Thirty-nine HBV infections occurred over 3342 person-years, incidence 1.17/100 person-years. HBV incidence was significantly lower with ART use: 0.49/100 person-years with ART and 2.3/100 person-years without ART [adjusted HR (aHR) 0.25, 95% CI 0.1-0.5, P < 0.001], and with lamivudine (3TC) use: 0.58/100 person-years) with 3TC and 2.25/100 person-years without 3TC (aHR 0.32, 95% CI 0.1-0.7, P = < 0.007). No new HBV infections occurred among those on tenofovir-based ART. HBV incidence also decreased with HIV RNA suppression: 0.6/100 person-years with 400 copies/ml or less and 4.0/100 person-years with more than 400 copies/ml (aHR, 6.4, 95% CI 2.2-19.0, P < 0.001); and with age: 15-29 years versus 40-50 years (aHR 3.2, 95% CI 1.2-9.0); 30-39 years versus 40-50 years (aHR 2.1, 95% CI 0.9-5.3).
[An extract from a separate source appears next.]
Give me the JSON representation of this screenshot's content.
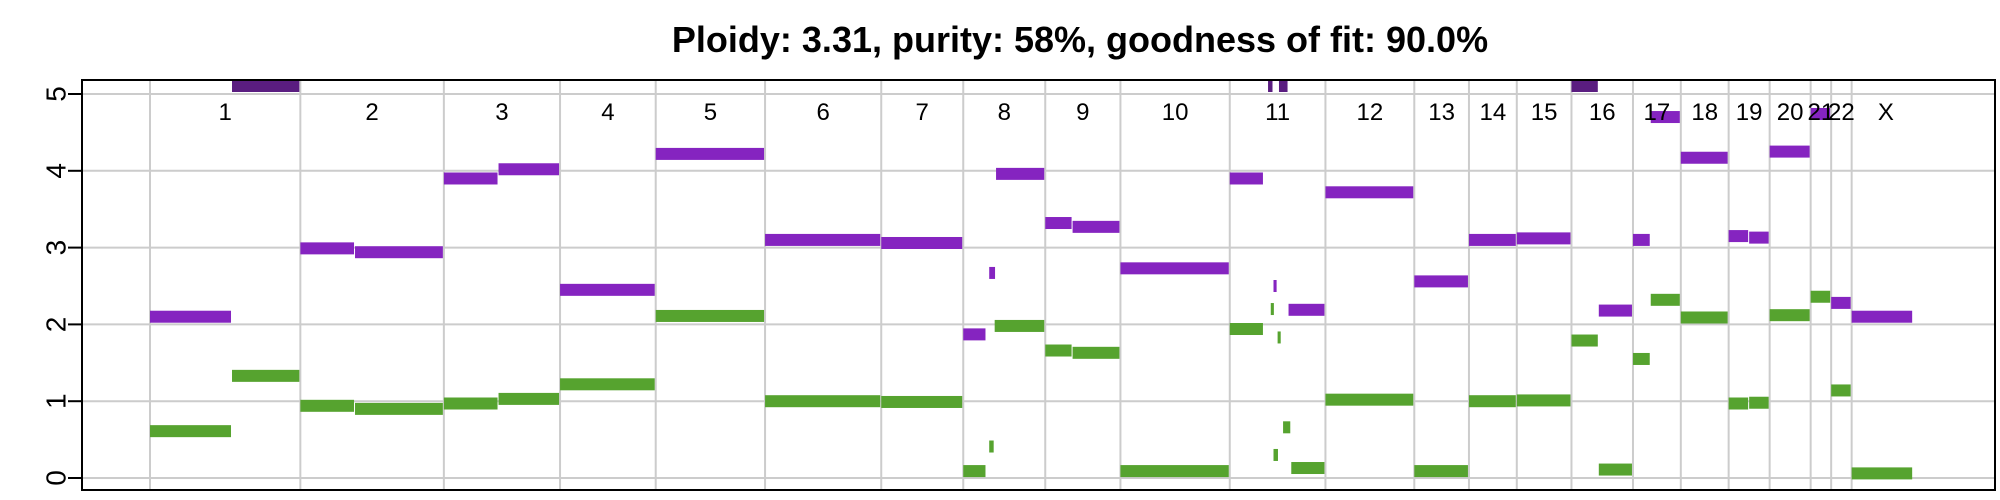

HBV continues to be acquired in adulthood among HIV-positive Ugandans and HBV incidence is dramatically reduced with HBV-active ART. In addition to widespread vaccination, initiation of ART may prevent HBV acquisition among HIV-positive adults in sub-Saharan Africa.
抗逆转录病毒疗法(ART)可能会干扰乙型肝炎病毒(HBV)的复制,由此提出ART可能预防HBV感染的假说。我们调查了乌干达拉凯地区HIV感染成人中HBV的发病率及相关危险因素。
我们对944名于2003年9月至2015年3月参加拉凯社区队列研究的HIV感染成人的储存血清进行筛查,以寻找HBV暴露的证据。对基线时抗乙肝核心抗体检测为阴性(497例)的参与者的血清,在连续3 - 7轮调查中检测新发HBV感染情况。采用泊松发病率方法估计HBV发病率及95%置信区间(CI),采用Cox比例回归方法估计风险比(HR)。
在3342人年中发生了39例HBV感染,发病率为1.17/100人年。使用ART时HBV发病率显著降低:使用ART时为0.49/100人年,未使用ART时为2.3/100人年[调整后HR(aHR)0.25,95%CI 0.1 - 0.5,P<0.001];使用拉米夫定(3TC)时:使用3TC时为0.58/100人年,未使用3TC时为2.25/100人年(aHR 0.32,95%CI 0.1 - 0.7,P =<0.007)。在基于替诺福韦的ART治疗者中未发生新的HBV感染。HBV发病率也随着HIV RNA抑制而降低:HIV RNA低于400拷贝/ml时为0.6/100人年,高于400拷贝/ml时为4.0/100人年(aHR 6.4,95%CI 2.2 - 19.0,P<0.001);随着年龄降低:15 - 29岁与40 - 50岁相比(aHR 3.2,95%CI 1.2 - 9.0);30 - 39岁与40 - 50岁相比(aHR 2.1,95%CI 0.9 - 5.3)。
在乌干达HIV阳性的成年人中,成年期仍会感染HBV,而使用抗HBV活性的ART可显著降低HBV发病率。除广泛接种疫苗外,启动ART可能预防撒哈拉以南非洲HIV阳性成年人感染HBV。